Tecnologias impulsionam as cidades inteligentes, diz Arie Halpern

Futuro trará cidades inteligentes, diz Arie Halpern

Futuro trará cidades inteligentes, diz Arie Halpern

Cidades inteligentes, chamadas em inglês de “smart cities”, englobam um conceito novo de como as cidades devem  integrar o desenvolvimento urbano aos sistemas de comunicação e informação, além de soluções elaboradas envolvendo Internet das Coisas (IoT) para gerenciar características urbanas e incentivar o desenvolvimento econômico. “Com a conexão entre as mais novas evoluções tecnológicas, a ideia é tornar o ambiente urbano mais eficiente, controlando sistemas de trânsito, de energia, redes de abastecimento de água e outros serviços públicos. Por isso são chamadas de cidades inteligentes”, diz Arie Halpern, economista e empreendedor com foco em inovação e tecnologias disruptivas.

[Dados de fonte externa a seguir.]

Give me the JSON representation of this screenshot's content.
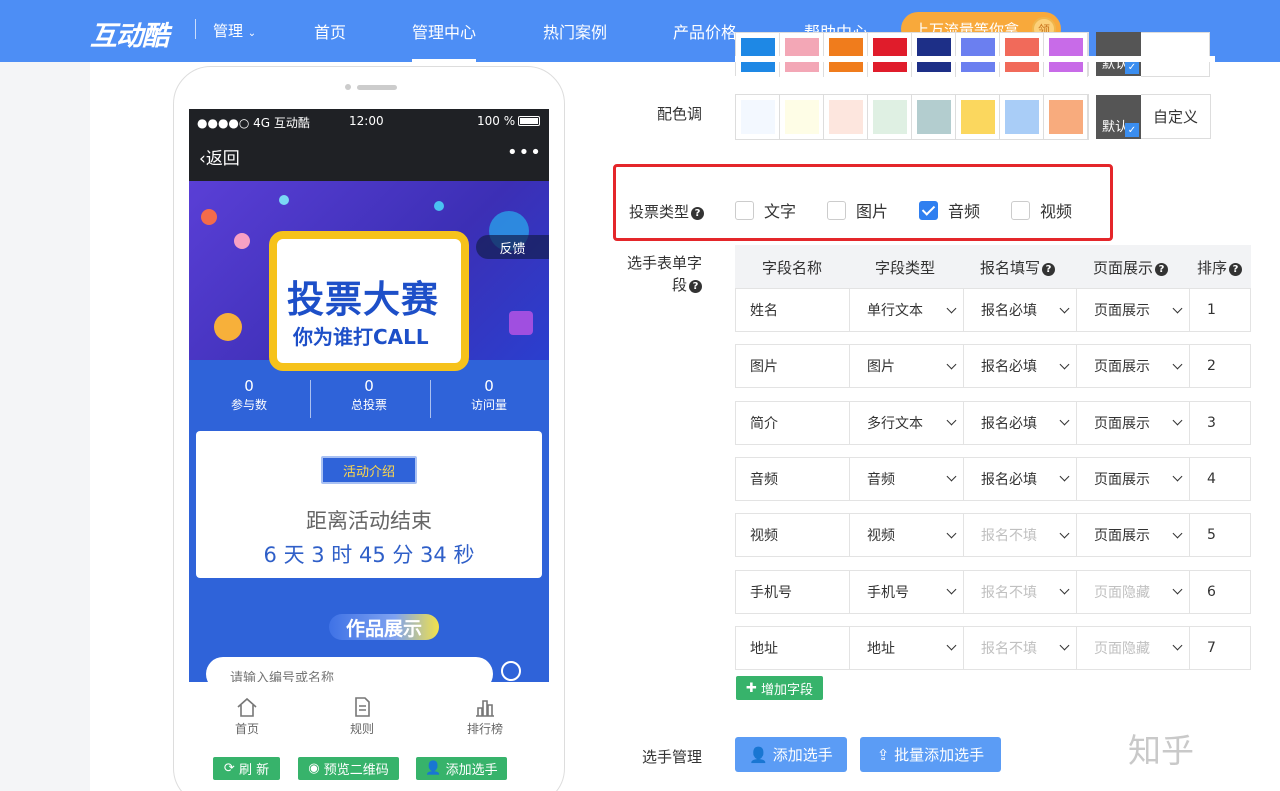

Melhorar a qualidade de vida urbana a partir da tecnologia é a proposta do conceito de smart cities. Há alguns anos, isso talvez não fosse possível, mas o avanço dos métodos de comunicação, a melhora do acesso e velocidade da internet e a expansão da inteligência artificial, entre outras coisas, aproximaram esse conceito da realidade. O site de tecnologia Business Insider publicou um relatório traçando um panorama sobre o avanço das cidades inteligentes no mundo. Segundo a pesquisa, poucas cidades ainda adotam e praticam o conceito e a maioria ainda se encontra numa etapa inicial da implantação das tecnologias. Apesar das funcionalidades trazidas por essa abordagem, o relatório destaca problemas envolvendo segurança virtual e privacidade, entre outros.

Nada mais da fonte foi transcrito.